On peut évaluer à un tiers le nombre qui nous amené par des résistants non policiers, appartenant aux Forces Françaises de l'Intérieur (FFI). Ces prisonniers nous donnaient beaucoup de soucis et aussi du travail, car il fallait pourvoir à leur alimentation. Sur le 2ème arrondissement il y avait deux boulangeries ouvertes, ce qui était peu.
Le 19 août, il y eu du mieux. La Résistance de la Préfecture de Police s'était emparée des restaurants du 2ème qui recevaient uniquement des allemands :
· Rue la Bourse ;
· Rue Montmartre (angle rue d'Uzès) et surtout
· Une pâtisserie 15 rue d'Uzès qui consommait depuis des années un camion d'œufs par jour pour faire de la pâtisserie pour l'armée allemande.
Comme il n'était pas question de les employer sous bonne escorte pour ces corvées, il fallait le faire nous-mêmes. Certains avaient demandé de leur prêter des vêtements civils pour effectuer les corvées au dehors, mais par méfiance, nous ne leur avions donné satisfaction. Le matin, violon par violon, il fallait les garder dans le poste pendant la toilette et nettoyaient leur local.
L'effectif augmentait chaque jour. Le 26 août, l'armée américaine en a pris possession.
Au sujet de la rue d'Uzès, cité plus haut, il y eut un fait qui a sa place ici. Pendant toute la guerre, de jour comme de nuit, un agent était placé sur le trottoir, devant la pâtisserie de cette rue peu passante. Au début de 1943, l'agent Rousseau y assurait le service de 18 h à 24 h. Vers 20 h on mangeait un léger casse-croute apporté de chez lui, il lia conversation, avec la concierge d'un immeuble d'à côté, sur la question du pain. Rousseau lui dit " ma carte de pain ne suffit pas, mais j'achète de temps à autre une carte au Marché noir, pour trois cent francs." "Je voudrais bien en trouver une à ce prix-là, luit dit la concierge" "Je vous en apporterai une demain répond Rousseau". Deux jours plus tard, la concierge allait le dénoncer. Les agents du Contrôle économique vinrent arrêter Rousseau dans le poste. La concierge était à la porte pour confirmer que c'était bien lui. Rousseau fut condamné à six mois de prison pour trafic de cartes d'alimentation. Ensuite il fut expédié en Allemagne pour la Travail obligatoire. Il y mourut en 1944 sous un bombardement. Le 25 août nous sommes allés chercher la concierge. Elle fut mise au violon, après avoir reçu une paire de claques. Elle en aurait reçu d'autres si le chef de poste ne s'était interposé. Elle fut condamnée à six mois de prison. Avouons que pendant la guerre nous vivions avec de bons français.

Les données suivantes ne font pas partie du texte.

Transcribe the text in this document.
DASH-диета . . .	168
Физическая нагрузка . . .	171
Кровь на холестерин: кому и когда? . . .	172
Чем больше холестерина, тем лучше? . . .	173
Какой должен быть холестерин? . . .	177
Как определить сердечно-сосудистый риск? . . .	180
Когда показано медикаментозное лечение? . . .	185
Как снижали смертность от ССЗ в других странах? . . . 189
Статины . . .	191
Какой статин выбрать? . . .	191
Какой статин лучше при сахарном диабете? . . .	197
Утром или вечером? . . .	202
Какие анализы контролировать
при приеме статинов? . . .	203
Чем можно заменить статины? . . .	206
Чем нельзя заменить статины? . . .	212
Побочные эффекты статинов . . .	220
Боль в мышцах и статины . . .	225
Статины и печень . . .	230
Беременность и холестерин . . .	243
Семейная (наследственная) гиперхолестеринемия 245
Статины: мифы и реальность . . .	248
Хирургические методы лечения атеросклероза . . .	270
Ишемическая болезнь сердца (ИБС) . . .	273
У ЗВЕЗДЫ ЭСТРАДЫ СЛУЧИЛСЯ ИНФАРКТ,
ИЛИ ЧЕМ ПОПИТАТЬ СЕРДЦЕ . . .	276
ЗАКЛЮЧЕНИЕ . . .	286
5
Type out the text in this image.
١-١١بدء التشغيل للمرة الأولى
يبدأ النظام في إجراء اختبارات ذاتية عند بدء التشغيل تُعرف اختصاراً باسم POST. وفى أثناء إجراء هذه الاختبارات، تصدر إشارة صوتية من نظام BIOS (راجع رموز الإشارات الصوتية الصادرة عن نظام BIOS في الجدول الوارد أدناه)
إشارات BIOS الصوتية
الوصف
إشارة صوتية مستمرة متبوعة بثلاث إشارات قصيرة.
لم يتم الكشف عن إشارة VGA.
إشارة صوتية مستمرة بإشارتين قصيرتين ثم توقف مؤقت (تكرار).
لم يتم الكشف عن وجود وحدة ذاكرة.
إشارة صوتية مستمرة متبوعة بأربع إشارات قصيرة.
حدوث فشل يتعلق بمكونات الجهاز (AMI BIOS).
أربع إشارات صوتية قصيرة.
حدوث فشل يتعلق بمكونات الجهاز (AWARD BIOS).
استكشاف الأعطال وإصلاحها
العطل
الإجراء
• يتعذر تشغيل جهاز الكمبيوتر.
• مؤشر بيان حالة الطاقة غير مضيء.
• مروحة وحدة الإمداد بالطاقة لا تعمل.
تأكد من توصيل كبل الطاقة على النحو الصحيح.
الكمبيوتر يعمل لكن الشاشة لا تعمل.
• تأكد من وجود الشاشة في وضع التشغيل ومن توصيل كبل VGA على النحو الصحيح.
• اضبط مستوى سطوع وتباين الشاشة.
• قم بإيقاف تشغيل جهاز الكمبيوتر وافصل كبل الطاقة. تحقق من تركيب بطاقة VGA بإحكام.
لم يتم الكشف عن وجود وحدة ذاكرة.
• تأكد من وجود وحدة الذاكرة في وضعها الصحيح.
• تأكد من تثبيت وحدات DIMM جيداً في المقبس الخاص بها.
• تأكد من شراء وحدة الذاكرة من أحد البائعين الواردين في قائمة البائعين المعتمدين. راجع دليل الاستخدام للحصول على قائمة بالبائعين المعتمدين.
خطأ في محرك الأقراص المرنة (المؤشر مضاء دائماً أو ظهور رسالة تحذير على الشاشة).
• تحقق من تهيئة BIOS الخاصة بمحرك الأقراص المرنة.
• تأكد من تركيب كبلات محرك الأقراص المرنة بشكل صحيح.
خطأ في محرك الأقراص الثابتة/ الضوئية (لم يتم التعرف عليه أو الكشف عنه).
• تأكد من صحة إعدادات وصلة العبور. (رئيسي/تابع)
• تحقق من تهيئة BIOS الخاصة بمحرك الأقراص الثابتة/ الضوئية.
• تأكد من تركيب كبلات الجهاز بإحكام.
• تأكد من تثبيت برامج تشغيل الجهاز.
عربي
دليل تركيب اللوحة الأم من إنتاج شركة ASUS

Le 17 août à 9 h, sommes avisés que les troupes américaines sont à Arpajon (17 km de Paris) et que les divisions blindées sont à Chartres, Orléans, Melun et Beauvais. On nous assure que deux de ces divisions se dirigent vers Troyes.
A 10 h, la grève générale de la police est décidée avec interdiction de porter la tenue.
Franchement nous attendions et, même nous espérions la venue des troupes de libération d'un instant à l'autre.
Les divisions blindées allaient de l'avant jusqu'à ce qu'elles trouvent une résistance. Alors elles s'arrêtaient et faisait appel à l'aviation pour neutraliser cette résistance. Le gros de l'armée venait parfois plusieurs jours plus tard pour nettoyer et occuper le terrain. C'est pourquoi, le fort de Vaujours ne fut occupé que le 28 août, alors que le 17, les Divisions blindées étaient passées à une dizaine de kilomètres de lui (le fort se trouve à 14 km de Paris, banlieue Est).
Le 18 août, nous sommes officiellement prévenus qu'une trêve de 24 heures vient d'être conclu, entre la Résistance et les allemands avec promesse qu'aucun coup de feu ne sera tiré de part et d'autre Avec cette trêve il a été décidé qu'un couloir serait toléré dans Paris pour permettre le passage des troupes allemandes remontant du Sud de la France. L'itinéraire était le suivant : Avenue d'Orléans, Boulevard St Michel, Boulevards de Sébastopol et de Strasbourg, Faubourg St Martin et Avenue Jean-Jaurès. Cet itinéraire allait dons de la Porte d'Orléans à la Porte de Pantin.
Pendant ces 24 h, je vous assure qu'il est passé du matériel (transport de troupes et engins blindés de toute sorte). Par contre détachement à pied.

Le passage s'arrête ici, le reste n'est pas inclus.